The province has an ideal land and suitable conditions for shrimp farming. New hatcheries should be set up in coastal districts like Lasbella and Mekran for shrimp production as viable business ventures. The province is rich in mineral resources. It is endowed with a large number of metallic and non-metallic minerals. The rising prices of minerals like coal, chromite, copper, lead and zinc in the world metal market has brought the mineral rich province in the radar screen of foreign investors. The province's near term growth potential exists with commercial exploitation of Saindak copper and gold deposits and the possible future exploitation of Reko Diq copper deposits in Chagai and Duddar zinc-lead deposit in Lasbela district.
The province offers access to new resources and markets and the prospect of more rapid growth. The province's geostrategic location makes it the most attractive for transit traffic to the landlocked central Asian republics (CARs).
Gwadar port can provide Afghanistan and the CARs the shortest and fastest access to the warm waters of the Arabian Sea. The port can also provide them with warehousing facilities along with transit and possibilities of import of goods. The port and its related planned regional highway projects will help Balochistan become a world-class mining center. For landlocked central Asian economies, Balochistan offers enormous opportunities in oil and gas sector of foreign investments.
Lack of human capital is a major constraint in growth of corporate culture. The province is technologically backward and economically least developed. It is rich in natural resources but with stagnant human resources. The province lacks the skilled and trained labor to utilize its natural resources. Resultantly, its resource potential remained untapped and the province has been caught up in underdevelopment trap.
The government should work out a roadmap for development of human resources in the province. The province is yet to make significant attainments in the human development index (HDI), which focuses on measurable dimensions of human development such as living a long and healthy life, being educated and having a decent standard of living. Thus, HDI combines measures of life expectancy, school enrolment, literacy, and income.
The key areas needed to be focused for human development in Balochistan, include a rational and long-term planning, on-job training programs, technical education according to the needs of 21st century, secondary level education for development of critical skills, allocation of significant resources, setting up of technology institutes in various districts, the recruitment of qualified teachers, instructors and trainers, access to the high-tech computing services, information technology, scientific management related education and value adding knowledge.
Human development provides a wide range of choices and opportunities to the people for employment, nutrition, education, and health care. Sustainable growth and poverty reduction objectives are concomitantly linked to significant investment in human capital.

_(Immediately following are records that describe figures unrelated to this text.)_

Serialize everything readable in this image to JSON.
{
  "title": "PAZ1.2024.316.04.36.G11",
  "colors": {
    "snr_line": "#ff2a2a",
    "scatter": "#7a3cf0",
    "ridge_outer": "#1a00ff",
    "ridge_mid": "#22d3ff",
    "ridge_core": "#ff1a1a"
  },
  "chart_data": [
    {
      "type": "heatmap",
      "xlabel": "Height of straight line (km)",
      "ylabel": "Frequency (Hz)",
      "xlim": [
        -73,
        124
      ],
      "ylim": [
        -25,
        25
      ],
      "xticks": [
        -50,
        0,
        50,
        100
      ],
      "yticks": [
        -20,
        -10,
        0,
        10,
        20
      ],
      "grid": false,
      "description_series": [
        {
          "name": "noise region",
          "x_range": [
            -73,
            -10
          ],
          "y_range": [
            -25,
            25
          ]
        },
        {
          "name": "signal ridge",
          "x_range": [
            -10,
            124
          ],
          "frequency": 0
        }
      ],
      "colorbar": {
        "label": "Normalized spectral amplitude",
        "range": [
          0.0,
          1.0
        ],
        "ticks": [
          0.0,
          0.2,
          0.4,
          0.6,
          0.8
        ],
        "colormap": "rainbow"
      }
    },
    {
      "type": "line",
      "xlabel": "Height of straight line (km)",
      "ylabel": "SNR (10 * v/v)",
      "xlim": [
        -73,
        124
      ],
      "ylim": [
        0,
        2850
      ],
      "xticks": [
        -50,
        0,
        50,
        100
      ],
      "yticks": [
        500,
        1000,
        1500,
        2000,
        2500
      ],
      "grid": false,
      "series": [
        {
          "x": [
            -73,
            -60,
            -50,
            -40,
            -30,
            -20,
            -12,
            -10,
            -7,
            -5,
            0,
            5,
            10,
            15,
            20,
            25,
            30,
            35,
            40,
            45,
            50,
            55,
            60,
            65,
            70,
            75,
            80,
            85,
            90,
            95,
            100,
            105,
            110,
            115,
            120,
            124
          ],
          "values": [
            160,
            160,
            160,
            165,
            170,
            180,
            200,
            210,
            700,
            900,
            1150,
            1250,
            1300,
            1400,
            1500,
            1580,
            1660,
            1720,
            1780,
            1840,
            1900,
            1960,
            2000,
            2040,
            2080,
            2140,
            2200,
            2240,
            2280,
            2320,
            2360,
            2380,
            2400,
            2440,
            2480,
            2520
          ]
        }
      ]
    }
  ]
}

Corporatization will help boost economic development of Balochistan. It will create enormous job opportunities for the local youth. There is a need to formulate a cohesive strategy to target sustainable, widespread, and cross-sectoral growth and integrated economic development in the province.
Politically stable, socially progressive and economically developed Balochistan provides the investors and businesspersons an ideal environment for doing and growing their business. Unfortunately, it is still a dream to come true, as the restive province cannot attract required investments towards its enormous natural resources and geostrategic location. No foreign investment can be allured as long as the province remains in the state of turmoil. Many foreign firms in mineral and oil and gas exploration have left the province due to security reasons.